Nel 2006 abbiamo richiesto un finanziamento alla banca intesa, finanziamento che purtroppo non abbiamo potuto onorare per gravi problemi economici. La banca ha ceduto il credito alla TRC di Roma con cui abbiamo concordato un piano di rientro cambializzato. Purtroppo però anche in questo caso non siamo riusciti a finalizzare il rientro del debito. Ormai è da tanto tempo che non ho più notizie di questo debito nel senso che non si è fatto più sentire nessuno per la restituzione del debito: è possibile che sia andato in prescrizione è che quindi a nostro nome non risulti nulla nella centrale rischi della banca d'Italia:

La Centrale Rischi della Banca d'Italia (CR) registra informazioni su prestiti di importo pari o superiori a 30 mila euro, erogati da banche e finanziarie vigilate dalla Banca d'Italia. Per i creditori è nata dunque l'esigenza di organizzare sistemi informativi sull'indebitamento della clientela in riferimento a prestiti di importo inferiore alla soglia dei trentamila euro, che potessero offrire una valutazione complessiva del merito creditizio (credit score o rischio di credito) del singolo debitore, o, comunque, della sua affidabilità e puntualità nei pagamenti: sono nate così società quali CRIF, CTC ed Experian Cerved.

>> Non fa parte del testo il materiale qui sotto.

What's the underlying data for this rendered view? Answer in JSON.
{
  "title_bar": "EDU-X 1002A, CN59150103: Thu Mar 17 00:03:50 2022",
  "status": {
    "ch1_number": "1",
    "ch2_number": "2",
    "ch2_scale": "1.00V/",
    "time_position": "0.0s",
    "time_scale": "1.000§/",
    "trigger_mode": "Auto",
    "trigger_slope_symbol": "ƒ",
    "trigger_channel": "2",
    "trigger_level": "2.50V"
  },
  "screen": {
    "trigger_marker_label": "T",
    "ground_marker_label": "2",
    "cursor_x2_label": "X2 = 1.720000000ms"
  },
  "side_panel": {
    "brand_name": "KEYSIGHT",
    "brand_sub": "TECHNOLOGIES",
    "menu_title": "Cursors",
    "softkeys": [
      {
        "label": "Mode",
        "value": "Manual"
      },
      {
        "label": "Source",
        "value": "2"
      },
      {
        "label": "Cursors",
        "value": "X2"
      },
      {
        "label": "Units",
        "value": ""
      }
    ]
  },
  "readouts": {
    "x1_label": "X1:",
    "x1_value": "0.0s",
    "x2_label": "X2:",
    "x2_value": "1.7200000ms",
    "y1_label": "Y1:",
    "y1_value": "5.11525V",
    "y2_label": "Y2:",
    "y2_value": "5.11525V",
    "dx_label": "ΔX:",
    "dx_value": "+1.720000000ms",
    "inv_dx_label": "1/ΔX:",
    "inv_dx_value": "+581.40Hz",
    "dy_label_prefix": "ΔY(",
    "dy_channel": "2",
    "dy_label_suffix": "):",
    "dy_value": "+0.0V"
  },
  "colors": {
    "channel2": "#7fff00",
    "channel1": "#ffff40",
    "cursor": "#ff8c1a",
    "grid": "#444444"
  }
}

Nella Centrale Rischi Bankitalia la posizione del cattivo pagatore è inserita solo a sofferenza conclamata, in CRIF i dati dei cattivi pagatori sono visibili sin dall'inizio della sofferenza. La CRIF inoltre contiene dati concernenti non solo la delibera o l'erogazione di un mutuo ma anche la sua sola richiesta.

La posizione di cattivo pagatore conseguente al mancato rimborso di un prestito non è più visibile decorsi tre anni dalla data in cui avrebbe dovuto essere pagata l'ultima rata del piano di ammortamento concordato con il creditore che ha erogato il prestito.

La prescrizione del credito, invece, interviene decorsi 10 anni dalla data in cui non è stata pagata la prima rata del piano di rientro concordato con la società di recupero crediti cessionaria, se quest'ultima non notifica al debitore un sollecito o una diffida ad adempiere.